Whats better? I don't know, probably distancing myself from any one cultural die-hard is best. Do I make much sense explaining something I know very little about? Probably not. Its interesting though.

Saturday, December 5, 2009

Los Raperos de Guadalajara

Went to a skateshop yesterday and saw a bunch of teeny boppers participating in a batalla free-style rap. Thats Spanish for free-style rap battle. Some of those kids could really flow. However, my knowledge of Mexican slang only goes but so far and the sound system was pretty close to awful, so I didn't catch but every 50th word or so. It was still good to see. I got a private spit-sesh outside the shop when I told one of the losers that to me, he won, because he was "más fluido". The shop itself was really cool. It had a bunch of skate ramps in the back of the store in a room about the size of a basketball court. They held the Batalla in that room. I wish I had brought my camera.
The rest of my night was nice, but nothing notable happened. I was really tired. I DID pull out my one break-dance move (six step) on the dance floor of this really posh club when they played that new Pit Bull jam. And I got to ride in the back of a truck with the ladies.
Today I saw a movie, Gomorra. Italian "hood" movie about corruption. I'm really tired now. It was over two hours long and subtitled in Spanish. It took a lot out of me to understand the dialogues. I liked the director a lot and the story lines were pretty decent. Lots of blood. Every time a gun went off I jumped. There is this great scene where these two adolecent boys are shooting off barettas and oozies at a lake in their tightie whities. Later on in the movie, their dead bodies end up getting dumptrucked into the ocean. I place this spoiler in here because if you ever actually see this movie, by the end of it you will think that they are so obnoxious that you will totally see it coming anyway. I would recommend seeing it only if you're sitting down some place comfortable.

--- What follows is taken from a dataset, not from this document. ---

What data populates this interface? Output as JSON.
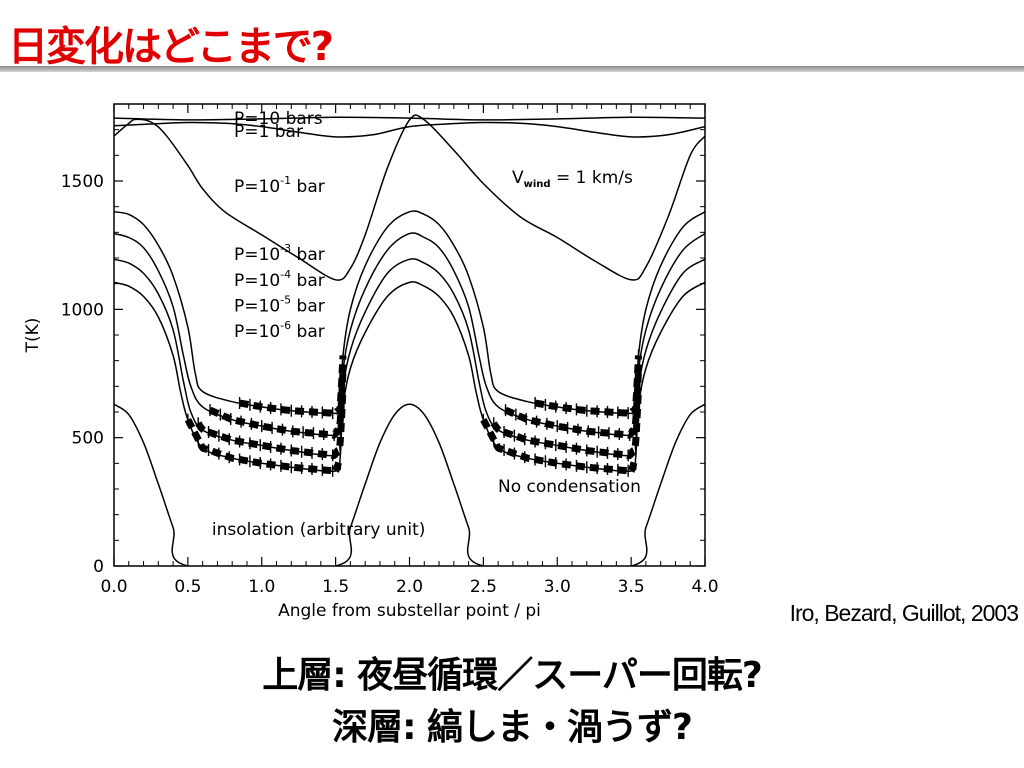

Thursday, December 3, 2009


So I was looking up youtube videos in español about prenatal care to use as a visual for my medical Spanish presentation on Premature Labor. I stumbled upon this anti-abortion rap and decided I needed to share it with my friends.

Warning, this is pretty graphic and disturbing. I am trying to look at it through a cultural lens. Abortion is illegal in almost every case in México. I'm pretty sure that the birthplace-of-birth-control (that would be México, ya'll) only performs elected abortions in cases of rape and when the mother's life is in danger.

I'll just say this one more time. Whoah.